As well as Neill and Fishburne’s lantern-jawed hero, the cast includes Brit stalwarts Joely Richardson, Jon Pertwee, Jason Isaacs (hello) and Kathleen Quinlan. Of course, Neill is the standout. Doctor Weir is already a few sandwiches short of a picnic before the film starts – just look at the ship he’s designed, for Pete’s sake. The astrophysicist becomes increasingly unhinged, but Neill brings out a tragic quality and psychological brittleness to the role, meaning the scientist isn’t an outright villain and more a man with deep-seated guilt over the death of his wife. As the only person given an interesting arc in the drama, Neill does wonders with the material he was given, turning tripe into Tarkovsky.

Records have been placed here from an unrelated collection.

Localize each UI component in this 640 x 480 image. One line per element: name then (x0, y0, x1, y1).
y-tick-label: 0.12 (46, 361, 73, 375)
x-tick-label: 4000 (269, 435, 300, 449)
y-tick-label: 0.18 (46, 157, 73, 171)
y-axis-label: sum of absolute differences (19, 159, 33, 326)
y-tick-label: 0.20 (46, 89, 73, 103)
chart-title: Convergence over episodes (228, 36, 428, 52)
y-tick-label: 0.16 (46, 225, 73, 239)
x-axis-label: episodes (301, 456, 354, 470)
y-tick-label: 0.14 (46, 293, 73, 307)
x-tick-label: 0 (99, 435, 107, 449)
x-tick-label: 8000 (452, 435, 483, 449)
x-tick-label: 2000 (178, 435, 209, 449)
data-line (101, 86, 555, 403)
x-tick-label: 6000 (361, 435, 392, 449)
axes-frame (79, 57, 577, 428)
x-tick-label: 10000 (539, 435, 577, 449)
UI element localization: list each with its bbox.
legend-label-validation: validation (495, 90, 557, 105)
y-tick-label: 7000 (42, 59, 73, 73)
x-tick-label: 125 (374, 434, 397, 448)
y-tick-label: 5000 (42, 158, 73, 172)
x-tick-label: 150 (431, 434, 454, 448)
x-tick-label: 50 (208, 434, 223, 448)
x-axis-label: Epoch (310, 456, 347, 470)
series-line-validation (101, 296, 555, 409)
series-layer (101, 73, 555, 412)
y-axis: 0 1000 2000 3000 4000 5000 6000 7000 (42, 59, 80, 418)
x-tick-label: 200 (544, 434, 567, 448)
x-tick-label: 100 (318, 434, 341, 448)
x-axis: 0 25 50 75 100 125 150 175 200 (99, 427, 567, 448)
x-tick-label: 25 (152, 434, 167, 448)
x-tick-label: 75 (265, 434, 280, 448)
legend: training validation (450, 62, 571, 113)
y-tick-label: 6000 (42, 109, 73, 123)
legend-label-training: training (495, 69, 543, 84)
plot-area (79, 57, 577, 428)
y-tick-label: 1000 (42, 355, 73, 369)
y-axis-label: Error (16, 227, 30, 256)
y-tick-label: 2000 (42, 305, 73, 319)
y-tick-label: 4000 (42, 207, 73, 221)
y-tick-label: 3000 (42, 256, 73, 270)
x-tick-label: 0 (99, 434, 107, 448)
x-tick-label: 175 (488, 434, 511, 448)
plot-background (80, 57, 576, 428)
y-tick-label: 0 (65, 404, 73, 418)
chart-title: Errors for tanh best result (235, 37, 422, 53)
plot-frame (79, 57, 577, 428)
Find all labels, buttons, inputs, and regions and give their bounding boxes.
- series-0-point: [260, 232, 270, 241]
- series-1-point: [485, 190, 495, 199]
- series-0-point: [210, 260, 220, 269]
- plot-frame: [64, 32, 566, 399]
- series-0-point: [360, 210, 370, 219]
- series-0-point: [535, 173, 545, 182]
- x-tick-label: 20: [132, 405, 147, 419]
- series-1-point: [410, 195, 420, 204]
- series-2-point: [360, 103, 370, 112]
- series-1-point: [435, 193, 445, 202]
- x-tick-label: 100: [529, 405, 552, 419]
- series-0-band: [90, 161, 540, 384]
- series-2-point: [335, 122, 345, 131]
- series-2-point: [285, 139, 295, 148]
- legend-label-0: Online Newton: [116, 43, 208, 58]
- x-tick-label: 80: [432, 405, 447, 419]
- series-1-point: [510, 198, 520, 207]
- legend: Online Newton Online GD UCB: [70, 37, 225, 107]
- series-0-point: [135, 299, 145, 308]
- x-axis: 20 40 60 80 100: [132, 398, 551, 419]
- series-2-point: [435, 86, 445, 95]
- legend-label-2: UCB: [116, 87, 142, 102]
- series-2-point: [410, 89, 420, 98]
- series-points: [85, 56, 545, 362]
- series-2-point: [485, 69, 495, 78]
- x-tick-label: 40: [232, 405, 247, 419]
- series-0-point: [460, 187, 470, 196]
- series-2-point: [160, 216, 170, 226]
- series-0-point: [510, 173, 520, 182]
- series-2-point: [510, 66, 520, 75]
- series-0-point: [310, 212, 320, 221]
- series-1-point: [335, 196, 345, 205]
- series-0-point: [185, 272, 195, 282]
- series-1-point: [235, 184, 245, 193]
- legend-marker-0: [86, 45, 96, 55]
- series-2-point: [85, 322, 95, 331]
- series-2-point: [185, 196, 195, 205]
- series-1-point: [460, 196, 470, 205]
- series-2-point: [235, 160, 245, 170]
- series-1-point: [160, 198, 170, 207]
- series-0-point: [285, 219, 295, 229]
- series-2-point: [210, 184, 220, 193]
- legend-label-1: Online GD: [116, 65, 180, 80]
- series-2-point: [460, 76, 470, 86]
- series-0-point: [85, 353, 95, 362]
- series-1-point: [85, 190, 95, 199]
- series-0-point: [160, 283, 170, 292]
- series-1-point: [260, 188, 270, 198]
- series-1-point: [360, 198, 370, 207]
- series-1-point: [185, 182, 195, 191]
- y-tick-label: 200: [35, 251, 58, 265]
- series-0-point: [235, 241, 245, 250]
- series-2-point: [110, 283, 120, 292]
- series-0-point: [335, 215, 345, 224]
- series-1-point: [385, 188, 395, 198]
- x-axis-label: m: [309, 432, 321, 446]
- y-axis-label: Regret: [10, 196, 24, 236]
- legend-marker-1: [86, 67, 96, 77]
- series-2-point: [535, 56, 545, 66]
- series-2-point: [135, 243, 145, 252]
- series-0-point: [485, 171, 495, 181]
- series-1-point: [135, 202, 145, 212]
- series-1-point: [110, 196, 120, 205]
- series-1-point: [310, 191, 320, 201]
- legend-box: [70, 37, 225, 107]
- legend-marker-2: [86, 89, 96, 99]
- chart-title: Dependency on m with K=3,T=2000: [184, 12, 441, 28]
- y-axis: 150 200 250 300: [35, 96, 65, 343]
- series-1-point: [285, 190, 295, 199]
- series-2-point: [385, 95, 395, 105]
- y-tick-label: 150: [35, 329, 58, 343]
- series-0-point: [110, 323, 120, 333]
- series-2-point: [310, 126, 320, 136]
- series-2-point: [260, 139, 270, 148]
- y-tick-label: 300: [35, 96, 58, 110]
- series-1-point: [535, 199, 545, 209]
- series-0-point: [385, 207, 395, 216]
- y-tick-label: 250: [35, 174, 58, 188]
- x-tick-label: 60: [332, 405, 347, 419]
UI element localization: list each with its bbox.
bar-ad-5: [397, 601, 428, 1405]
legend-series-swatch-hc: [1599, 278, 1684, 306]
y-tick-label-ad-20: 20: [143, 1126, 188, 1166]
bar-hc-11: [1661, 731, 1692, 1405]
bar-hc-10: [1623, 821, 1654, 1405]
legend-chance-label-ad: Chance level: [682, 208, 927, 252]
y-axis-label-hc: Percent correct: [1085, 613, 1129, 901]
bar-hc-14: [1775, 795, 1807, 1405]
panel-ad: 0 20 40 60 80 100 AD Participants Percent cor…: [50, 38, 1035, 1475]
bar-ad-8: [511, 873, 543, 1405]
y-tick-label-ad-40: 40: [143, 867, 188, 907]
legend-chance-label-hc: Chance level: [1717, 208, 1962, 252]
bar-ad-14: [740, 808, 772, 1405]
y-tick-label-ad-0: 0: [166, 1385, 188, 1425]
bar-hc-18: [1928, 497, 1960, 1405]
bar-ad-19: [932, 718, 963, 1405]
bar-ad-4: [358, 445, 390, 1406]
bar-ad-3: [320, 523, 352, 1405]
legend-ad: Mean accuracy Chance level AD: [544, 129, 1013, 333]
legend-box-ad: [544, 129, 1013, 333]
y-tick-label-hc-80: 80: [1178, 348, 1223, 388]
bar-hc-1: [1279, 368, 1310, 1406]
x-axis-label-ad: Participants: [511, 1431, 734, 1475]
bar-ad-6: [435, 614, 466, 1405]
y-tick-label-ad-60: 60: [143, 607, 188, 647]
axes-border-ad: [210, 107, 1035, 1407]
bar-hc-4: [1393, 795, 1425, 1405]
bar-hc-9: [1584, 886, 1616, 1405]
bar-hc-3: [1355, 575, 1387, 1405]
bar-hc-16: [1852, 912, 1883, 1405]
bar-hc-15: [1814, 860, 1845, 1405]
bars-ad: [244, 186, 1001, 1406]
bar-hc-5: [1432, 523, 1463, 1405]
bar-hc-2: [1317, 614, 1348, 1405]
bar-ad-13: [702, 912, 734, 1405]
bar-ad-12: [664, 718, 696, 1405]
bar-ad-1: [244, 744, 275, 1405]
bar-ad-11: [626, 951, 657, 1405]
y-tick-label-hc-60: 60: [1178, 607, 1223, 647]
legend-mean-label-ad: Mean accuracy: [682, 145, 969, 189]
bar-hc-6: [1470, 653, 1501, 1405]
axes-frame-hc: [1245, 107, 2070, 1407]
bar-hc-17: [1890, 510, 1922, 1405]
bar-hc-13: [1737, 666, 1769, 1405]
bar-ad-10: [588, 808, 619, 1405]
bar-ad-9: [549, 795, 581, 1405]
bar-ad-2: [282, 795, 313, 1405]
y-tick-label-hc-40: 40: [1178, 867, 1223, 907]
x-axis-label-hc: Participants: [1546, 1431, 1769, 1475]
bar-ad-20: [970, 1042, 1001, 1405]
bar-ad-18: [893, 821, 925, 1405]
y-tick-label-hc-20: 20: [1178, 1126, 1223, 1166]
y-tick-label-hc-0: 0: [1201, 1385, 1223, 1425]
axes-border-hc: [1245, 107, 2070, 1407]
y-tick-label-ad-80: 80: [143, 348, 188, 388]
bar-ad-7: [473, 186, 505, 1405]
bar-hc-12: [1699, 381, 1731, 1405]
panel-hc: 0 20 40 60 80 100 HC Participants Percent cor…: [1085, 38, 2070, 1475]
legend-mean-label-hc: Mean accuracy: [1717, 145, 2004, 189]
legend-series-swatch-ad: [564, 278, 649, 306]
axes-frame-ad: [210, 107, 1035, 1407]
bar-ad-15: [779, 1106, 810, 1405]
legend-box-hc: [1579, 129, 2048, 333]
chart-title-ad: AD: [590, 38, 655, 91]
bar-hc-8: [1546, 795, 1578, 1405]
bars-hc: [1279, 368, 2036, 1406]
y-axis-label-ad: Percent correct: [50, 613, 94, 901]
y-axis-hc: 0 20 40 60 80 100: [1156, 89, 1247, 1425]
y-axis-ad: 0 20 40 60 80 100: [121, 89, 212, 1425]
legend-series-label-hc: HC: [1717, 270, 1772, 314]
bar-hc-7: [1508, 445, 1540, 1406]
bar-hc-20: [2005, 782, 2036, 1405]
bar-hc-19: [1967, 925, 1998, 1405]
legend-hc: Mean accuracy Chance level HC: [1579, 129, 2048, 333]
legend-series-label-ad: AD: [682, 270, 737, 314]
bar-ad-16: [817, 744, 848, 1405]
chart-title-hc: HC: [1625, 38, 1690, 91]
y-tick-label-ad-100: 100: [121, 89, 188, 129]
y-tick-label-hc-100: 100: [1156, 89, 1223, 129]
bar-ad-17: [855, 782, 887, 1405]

What Event Horizon has most of all is plenty of expressionist horror style and ace practical effects, with a gothic vibe that is compelling and memorably ghoulish. These elements, along with Neill’s excellent performance, get the movie over the line and provide to this day its curiosity value as a cult hit. If the proposed Amazon TV reboot comes to pass, there is certainly enough scope and places for Event Horizon to go. ‘Stargate meets Hellraiser’ is what Anderson no doubt intended, but Paramount was too put off by the debauchery and violence inherent in the premise. The vaunted Director’s Cut is lost and likely will be forever, so a web series might allow the makers (director Adam Wingard is currently attached) to do the concept justice. In space, no one can hear you scream in iffy Latin.